Entering marriage for the above reasons doesn’t destine a marriage for disappointment or failure. The picture a couple has of how they are to relate after the wedding will far greater influence the success or failure of the marriage. Some wives get their picture of marriage from fairytales, soap operas and their discontented female friends. Some husbands get their picture of marriage from locker room stories, their drinking buddies, or television sitcoms. And the picture of our parents’ marriage always influences our marriage.

Unless we have God’s picture of marriage and are building our marriage according to God’s design, we cannot expect to experience God’s intended blessings for marriage. After all, God made man and woman and designed their union with the potential to fulfill many of our needs and desires in life. But that potential will only be realized when the husband and wife relate in marriage according to God’s design.

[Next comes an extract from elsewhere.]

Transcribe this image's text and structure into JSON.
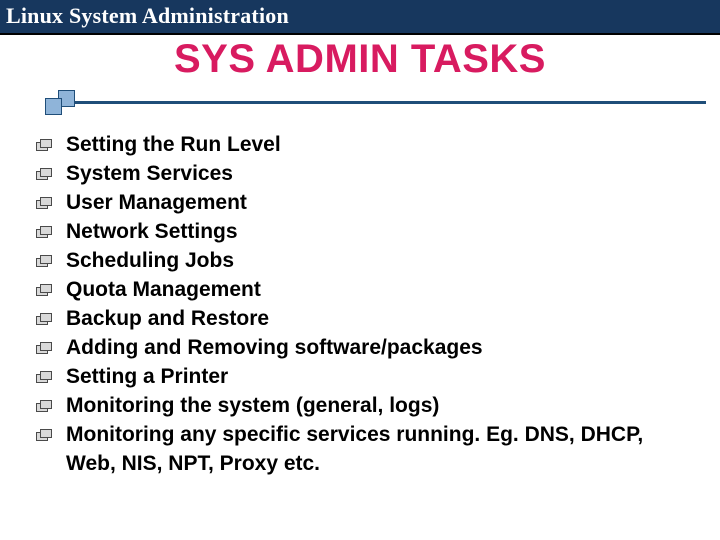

Our text is Ephesians 5:21-33. Paul begins by talking about the marriage relationship between husband and wife, and then he goes back and forth between talking about the marriage relationship and the relationship Christ has with His church. In verse 32, he drifts entirely to the relationship Christ has with the Church. And he closes the thought in verse 33, speaking about the husband and wife relationship again.

What Ephesians 5:21-33 does, then, is give us the picture and the practice of God’s design for marriage through the picture and the practice of Christ’s relationship with His Church. Let’s look together.

First, God designed marriage to be a picture of the relationship between Christ and His Church.

Dr. Martin Luther King was once asked, “Is it true that black people are lazy, oversexed and got rhythm?”

To which Dr. King replied, “Yes, it’s true. If you tell people for two hundred years that they are lazy, oversexed, and got rhythm, sooner or later you will produce a generation of them that meet these standards.” America has given black people a terrible picture of themselves, and they are living up to that picture now.

Sometime ago, I read an interview that asked why Asians were generally high achievers in America. The answer pointed to hard work and the belief of the original immigrants that America was the land of golden opportunities. But the reason why American-born Asians remain high achievers was because they inherited this picture of Asians as high achievers in America.

Paul J. Meyer noted that anything accomplished physically or relationally must first be accomplished in our minds’ eyes. Our mental picture always determines our actions and achievements. That is why the picture we have of marriage is so important to the success of our marriage.

If you were to draw a picture of your current marriage or the marriage you want to have, what would that picture look like? Obviously, our marriage is influence by children, job stress, illness, financial stress, etc. But if you could look at your marriage alone, would your marriage, and for those who are not married, would your parents’ marriage, resemble a frustrated fairytale, two silent ships passing in the night, a parent-child relationship, or a semi-successful American dream?

Paul gives us a hopeful picture of what God designed marriage to look like. God designed the marriage relationship to reflect the relationship between Christ and His Church. The wife is to the church as the husband is to Jesus Christ. There is no superiority or inferiority implied; both the head and the body are important, simply order that brings harmony and love that brings the best out of the other.

Let’s bring this picture of marriage to a place where we live. And that’s what Paul does.